3年ぶりに前年比増の情報関連サービスの倒産件数

 東京商工リサーチの発表によると、2006年の情報関連サービス業の倒産件数は前年比24.0%増の227件となり、3年ぶりに前年を上回った。また、負債総額も同48.3%増の309億3200万円となり、4年ぶりに前年を上回った。これは負債10億円以上の大型倒産が6件(前年4件)発生したことによるが、全体でみると、負債1億円未満が同3.3ポイント上昇の74.8%(170件)と7割を占めた。

 倒産件数を都道府県別にみると、「東京」の115件を筆頭に、「大阪」41件、「神奈川」12件、「愛知」9件、「埼玉」7件と続き、東京・大阪だけで全体の約7割を占めた。情報関連サービス業のうち、ソフトウェア業は、顧客企業の本社所在地に近くて、人材確保が容易な大都市近辺に多いことから「大都市立地型産業」といわれる。

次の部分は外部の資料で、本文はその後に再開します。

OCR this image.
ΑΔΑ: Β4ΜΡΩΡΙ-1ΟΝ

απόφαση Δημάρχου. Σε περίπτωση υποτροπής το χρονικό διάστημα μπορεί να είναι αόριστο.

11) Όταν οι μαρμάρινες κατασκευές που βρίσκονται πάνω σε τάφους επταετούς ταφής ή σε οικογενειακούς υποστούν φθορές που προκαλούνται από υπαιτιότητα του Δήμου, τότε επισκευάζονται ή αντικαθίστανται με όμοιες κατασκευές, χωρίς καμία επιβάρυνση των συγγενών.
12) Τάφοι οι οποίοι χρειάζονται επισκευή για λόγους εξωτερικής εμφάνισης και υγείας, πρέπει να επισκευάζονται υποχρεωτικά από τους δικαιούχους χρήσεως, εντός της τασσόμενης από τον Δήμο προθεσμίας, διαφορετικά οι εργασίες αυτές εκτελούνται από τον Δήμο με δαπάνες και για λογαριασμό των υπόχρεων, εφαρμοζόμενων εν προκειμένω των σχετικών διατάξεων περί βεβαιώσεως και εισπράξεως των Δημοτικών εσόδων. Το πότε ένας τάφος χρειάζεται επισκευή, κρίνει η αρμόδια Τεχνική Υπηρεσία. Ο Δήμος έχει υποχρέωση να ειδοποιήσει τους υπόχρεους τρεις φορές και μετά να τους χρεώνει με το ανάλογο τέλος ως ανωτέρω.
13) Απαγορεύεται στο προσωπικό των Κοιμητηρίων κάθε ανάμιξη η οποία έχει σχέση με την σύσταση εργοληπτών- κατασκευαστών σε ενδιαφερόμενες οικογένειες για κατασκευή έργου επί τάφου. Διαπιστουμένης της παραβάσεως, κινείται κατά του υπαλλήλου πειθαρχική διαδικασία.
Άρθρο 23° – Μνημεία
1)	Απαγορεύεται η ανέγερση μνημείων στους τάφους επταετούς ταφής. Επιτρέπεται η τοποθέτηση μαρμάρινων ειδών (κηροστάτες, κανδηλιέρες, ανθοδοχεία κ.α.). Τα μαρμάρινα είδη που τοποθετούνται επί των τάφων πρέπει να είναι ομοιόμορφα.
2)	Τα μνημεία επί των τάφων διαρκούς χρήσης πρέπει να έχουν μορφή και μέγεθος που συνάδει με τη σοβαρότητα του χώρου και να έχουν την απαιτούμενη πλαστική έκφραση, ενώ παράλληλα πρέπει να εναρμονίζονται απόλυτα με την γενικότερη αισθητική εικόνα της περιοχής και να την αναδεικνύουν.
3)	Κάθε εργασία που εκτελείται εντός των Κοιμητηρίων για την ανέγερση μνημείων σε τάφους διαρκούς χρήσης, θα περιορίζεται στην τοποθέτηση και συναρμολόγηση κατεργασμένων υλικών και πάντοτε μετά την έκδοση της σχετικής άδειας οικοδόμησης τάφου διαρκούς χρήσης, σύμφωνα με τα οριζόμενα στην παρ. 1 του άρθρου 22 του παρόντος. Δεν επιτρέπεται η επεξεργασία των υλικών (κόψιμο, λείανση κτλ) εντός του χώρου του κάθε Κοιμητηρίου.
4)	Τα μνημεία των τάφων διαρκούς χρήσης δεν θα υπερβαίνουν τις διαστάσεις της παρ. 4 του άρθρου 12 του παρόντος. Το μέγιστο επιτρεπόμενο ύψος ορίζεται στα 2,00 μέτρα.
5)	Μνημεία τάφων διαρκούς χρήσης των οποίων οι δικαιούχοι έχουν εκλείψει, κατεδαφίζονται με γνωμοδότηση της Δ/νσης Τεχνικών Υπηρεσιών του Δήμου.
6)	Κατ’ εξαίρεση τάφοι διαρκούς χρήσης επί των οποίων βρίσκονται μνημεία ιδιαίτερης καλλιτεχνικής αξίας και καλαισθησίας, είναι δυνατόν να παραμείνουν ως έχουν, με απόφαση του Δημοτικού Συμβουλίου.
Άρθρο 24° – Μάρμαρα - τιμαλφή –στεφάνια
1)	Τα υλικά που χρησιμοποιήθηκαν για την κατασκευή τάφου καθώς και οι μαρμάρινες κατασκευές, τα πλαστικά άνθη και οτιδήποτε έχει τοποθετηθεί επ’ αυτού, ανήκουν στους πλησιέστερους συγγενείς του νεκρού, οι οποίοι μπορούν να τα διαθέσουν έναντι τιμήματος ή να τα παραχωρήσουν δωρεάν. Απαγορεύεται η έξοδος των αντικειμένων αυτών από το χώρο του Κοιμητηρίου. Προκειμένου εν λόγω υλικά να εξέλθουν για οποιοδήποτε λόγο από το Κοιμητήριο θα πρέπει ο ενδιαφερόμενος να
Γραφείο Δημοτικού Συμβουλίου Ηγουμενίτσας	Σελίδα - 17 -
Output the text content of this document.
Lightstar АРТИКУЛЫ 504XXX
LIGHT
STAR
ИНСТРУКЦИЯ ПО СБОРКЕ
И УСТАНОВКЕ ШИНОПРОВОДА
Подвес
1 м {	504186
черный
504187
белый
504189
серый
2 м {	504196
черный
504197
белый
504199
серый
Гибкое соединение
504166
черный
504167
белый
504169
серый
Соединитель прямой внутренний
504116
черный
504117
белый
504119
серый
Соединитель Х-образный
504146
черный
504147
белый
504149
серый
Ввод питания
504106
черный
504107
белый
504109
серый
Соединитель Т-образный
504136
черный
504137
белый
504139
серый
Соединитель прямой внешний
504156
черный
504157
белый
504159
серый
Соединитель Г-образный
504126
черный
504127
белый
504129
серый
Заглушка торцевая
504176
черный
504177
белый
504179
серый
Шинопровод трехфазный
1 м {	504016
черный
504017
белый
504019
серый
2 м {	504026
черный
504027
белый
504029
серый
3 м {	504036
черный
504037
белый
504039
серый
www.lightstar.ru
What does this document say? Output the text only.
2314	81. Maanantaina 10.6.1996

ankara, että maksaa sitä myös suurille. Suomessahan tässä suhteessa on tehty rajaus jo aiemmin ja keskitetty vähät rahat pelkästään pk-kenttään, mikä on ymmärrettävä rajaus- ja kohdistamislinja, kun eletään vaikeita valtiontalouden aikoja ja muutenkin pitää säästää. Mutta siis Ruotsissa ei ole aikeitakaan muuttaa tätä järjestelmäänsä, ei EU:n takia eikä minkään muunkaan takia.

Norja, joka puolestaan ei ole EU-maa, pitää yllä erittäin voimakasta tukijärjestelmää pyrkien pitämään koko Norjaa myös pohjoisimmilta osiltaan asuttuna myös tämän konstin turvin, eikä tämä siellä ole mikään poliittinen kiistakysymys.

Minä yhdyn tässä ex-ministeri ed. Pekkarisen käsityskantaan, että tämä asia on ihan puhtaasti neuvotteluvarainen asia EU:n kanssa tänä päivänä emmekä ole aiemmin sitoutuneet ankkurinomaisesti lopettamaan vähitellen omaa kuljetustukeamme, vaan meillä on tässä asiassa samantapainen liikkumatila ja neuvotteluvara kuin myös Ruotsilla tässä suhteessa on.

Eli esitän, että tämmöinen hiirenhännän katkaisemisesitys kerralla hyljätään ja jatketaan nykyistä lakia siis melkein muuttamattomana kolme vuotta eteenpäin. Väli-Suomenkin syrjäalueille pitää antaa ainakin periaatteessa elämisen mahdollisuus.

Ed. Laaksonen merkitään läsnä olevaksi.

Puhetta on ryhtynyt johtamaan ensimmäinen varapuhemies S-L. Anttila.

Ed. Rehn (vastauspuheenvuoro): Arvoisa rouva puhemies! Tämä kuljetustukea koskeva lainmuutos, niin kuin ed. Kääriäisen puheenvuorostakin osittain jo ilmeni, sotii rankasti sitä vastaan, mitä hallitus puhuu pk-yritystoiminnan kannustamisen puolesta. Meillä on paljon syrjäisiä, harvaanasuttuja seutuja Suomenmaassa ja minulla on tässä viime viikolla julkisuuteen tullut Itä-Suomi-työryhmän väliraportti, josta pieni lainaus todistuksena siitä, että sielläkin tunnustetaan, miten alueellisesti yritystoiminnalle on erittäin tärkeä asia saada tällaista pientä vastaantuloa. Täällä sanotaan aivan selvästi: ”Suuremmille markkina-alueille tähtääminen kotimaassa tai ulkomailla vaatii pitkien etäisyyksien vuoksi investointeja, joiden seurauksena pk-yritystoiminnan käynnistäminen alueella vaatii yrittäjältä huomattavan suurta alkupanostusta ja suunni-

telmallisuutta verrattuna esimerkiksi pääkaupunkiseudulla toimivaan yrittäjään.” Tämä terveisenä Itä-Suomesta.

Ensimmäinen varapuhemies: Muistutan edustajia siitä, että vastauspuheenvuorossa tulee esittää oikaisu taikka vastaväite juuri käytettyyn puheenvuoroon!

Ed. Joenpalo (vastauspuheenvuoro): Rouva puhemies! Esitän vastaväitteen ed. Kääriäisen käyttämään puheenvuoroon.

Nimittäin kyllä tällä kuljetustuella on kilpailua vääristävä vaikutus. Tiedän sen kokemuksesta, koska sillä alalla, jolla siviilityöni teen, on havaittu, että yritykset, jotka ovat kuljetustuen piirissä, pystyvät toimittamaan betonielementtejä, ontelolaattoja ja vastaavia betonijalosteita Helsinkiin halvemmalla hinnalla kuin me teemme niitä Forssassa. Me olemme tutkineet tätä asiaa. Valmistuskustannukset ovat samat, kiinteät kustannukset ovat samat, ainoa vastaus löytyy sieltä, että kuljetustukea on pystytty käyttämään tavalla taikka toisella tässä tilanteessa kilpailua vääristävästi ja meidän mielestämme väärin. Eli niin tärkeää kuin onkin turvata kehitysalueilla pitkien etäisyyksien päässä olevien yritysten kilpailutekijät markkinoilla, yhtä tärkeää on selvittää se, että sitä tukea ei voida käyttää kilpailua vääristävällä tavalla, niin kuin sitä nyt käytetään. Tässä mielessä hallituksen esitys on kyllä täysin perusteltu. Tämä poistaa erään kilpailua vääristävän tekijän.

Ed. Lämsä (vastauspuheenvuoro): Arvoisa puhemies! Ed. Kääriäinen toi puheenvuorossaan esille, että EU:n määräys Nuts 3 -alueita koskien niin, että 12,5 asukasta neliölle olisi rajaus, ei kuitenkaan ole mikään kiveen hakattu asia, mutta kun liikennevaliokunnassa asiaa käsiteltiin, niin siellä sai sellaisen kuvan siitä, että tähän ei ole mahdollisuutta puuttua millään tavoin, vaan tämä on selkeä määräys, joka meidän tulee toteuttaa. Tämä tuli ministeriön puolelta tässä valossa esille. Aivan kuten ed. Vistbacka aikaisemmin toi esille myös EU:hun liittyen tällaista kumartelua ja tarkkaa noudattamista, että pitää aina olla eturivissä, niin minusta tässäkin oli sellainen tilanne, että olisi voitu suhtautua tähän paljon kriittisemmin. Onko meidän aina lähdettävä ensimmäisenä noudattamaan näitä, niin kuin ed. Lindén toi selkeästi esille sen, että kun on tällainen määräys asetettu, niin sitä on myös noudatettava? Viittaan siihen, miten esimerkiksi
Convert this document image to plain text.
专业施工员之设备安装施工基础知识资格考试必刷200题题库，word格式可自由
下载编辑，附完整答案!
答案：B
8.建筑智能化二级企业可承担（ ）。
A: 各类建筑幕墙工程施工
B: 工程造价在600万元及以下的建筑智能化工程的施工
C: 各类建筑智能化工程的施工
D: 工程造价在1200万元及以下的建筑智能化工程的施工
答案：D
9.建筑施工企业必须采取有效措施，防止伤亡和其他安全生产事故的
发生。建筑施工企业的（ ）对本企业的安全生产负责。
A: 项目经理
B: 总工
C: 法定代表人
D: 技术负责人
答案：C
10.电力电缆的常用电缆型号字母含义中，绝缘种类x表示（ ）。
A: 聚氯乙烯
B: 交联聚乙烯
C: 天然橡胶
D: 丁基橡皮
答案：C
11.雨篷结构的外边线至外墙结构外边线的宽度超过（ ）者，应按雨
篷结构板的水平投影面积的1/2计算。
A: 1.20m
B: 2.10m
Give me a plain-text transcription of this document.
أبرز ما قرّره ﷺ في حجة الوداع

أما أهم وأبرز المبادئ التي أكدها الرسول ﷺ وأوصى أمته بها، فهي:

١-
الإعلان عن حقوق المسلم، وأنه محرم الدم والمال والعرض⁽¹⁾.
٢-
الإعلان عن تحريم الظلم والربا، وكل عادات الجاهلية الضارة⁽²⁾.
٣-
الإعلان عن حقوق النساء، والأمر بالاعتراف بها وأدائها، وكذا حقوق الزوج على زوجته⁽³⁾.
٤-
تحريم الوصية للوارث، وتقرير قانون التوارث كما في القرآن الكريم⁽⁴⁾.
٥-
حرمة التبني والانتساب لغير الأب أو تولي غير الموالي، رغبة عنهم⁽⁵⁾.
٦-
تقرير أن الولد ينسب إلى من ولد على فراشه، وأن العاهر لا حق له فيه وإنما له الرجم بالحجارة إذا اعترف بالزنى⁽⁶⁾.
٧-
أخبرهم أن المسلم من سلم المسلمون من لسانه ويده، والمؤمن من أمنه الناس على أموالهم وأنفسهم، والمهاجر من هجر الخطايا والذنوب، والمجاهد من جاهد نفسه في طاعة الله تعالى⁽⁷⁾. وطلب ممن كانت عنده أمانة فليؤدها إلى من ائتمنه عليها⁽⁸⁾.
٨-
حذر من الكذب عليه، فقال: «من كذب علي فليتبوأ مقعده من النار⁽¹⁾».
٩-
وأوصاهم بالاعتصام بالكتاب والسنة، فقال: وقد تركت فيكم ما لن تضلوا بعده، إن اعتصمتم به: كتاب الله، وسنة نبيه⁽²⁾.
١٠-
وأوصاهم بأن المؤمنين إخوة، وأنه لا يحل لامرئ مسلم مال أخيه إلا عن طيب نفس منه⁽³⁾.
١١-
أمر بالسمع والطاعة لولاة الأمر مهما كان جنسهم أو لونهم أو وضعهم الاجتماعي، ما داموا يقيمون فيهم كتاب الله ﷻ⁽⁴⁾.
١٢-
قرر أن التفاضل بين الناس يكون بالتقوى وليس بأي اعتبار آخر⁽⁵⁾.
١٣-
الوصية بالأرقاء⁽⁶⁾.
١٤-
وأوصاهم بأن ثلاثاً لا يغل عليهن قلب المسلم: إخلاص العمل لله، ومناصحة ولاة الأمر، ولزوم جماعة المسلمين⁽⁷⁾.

ソフトウェア業倒産は前年比36.0%増の166件となり、全体を押し上げた。

 倒産原因別では、「業績不振(販売不振)」が前年比8.5%増の140件と最多、次いで「既往のシワ寄せ」が同70.5%増の29件、「他社倒産の余波」が同157.1%増の18件と続く。形態別では、企業の解体・消滅である「破産」が同29.9%増の178件で、全体に占める構成比が78.4%にのぼった。また従業員別では、「5人未満」が同36.8%増の141件、「5人以上10人未満」が同6.2%増の34件と、小規模企業倒産が目立った。

 倒産事例をみると、業績急拡大の一方でソフト開発などの先行投資負担が重くて支えきれなくなったケースや、同業他社との競合から低収益な経営を強いられたケースなど、業界内の厳しい競争が浮き彫りとなった。今後さらに競争を勝ち抜くためには、顧客の要望に応じることのできる技術を持った人材の確保が必須であることから、各社の人材の囲い込みも拍車を増すものとみられている。